The people we meet at conferences are almost always the best reason to attend, and the crowd at Nordic Game is uniquely friendly. More than that, though: through attending in my capacity as chair of Diversi I was able to meet dazzling individuals whose enthusiasm for games, encouraging others to take up their craft, and the change that this medium can wield were inspirational beyond reckoning. I was also honoured to meet the many fine and talented students we were able to bring along, learning much about the quality of education in this region. Here too are we starting to see change, although it’s clear there is much work yet to be done – especially in encouraging more women to apply for these courses, and keeping them there ’til graduation.
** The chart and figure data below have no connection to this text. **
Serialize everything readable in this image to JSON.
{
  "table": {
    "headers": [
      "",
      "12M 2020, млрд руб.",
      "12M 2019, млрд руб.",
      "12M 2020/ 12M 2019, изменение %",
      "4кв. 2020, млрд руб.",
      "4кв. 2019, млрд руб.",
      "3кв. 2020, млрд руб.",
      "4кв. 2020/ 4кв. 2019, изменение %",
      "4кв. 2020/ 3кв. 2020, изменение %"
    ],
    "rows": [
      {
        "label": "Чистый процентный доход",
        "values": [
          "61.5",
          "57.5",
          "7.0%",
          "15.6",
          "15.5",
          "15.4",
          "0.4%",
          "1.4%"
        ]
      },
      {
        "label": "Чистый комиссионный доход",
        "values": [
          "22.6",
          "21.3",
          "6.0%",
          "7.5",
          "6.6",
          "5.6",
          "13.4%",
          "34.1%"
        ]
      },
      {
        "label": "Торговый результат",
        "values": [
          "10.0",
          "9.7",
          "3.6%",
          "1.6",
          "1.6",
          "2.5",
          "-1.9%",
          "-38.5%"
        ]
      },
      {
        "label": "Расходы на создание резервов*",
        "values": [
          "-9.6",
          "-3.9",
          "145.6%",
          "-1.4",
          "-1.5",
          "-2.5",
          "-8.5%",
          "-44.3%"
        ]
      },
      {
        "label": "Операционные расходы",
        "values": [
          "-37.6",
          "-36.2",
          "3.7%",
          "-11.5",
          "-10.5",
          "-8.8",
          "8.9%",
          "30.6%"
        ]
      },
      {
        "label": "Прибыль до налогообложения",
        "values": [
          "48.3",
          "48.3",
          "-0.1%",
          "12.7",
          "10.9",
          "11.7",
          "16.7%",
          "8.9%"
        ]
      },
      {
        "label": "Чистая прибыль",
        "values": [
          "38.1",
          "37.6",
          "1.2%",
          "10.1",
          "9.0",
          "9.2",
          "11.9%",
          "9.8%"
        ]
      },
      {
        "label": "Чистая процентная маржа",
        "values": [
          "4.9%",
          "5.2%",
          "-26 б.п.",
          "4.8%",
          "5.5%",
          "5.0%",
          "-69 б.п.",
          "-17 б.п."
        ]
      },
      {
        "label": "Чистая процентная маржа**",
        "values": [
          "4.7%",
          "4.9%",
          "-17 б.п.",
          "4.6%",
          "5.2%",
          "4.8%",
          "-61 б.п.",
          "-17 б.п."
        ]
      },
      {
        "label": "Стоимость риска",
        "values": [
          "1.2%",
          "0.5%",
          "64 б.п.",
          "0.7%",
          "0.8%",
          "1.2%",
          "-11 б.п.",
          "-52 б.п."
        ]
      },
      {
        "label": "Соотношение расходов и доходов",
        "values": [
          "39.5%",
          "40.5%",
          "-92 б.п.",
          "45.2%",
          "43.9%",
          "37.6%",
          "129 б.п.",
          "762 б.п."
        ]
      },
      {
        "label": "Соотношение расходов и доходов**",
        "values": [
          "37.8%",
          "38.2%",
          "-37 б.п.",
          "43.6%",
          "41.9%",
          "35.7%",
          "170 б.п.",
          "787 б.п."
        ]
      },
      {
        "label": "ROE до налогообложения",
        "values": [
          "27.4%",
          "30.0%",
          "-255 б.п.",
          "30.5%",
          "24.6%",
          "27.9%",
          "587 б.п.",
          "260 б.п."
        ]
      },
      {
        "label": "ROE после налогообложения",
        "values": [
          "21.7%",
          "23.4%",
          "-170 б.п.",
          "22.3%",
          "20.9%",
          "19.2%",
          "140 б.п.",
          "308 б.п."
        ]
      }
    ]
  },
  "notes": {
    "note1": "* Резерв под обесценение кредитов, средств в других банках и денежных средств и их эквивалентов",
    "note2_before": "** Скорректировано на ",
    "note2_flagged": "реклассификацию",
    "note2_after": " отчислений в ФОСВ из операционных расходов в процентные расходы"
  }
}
Intel Software's sponsorship enabled Diversi to bring 14 female students from across the Nordic region to attend this year's conference
Sponsorship from Intel Software allowed Diversi to bring 14 female students from across the Nordic region to attend this year’s conference, including travel and accommodation

Gratitude, awe and inspiration are powerful motivators, and I’m riding high on them at the moment. Flippant though this may sound sometimes: more power to this sort of thing. I do what I can, but I’m glad those with the power and money to facilitate this change have decided that they ought to step in as well.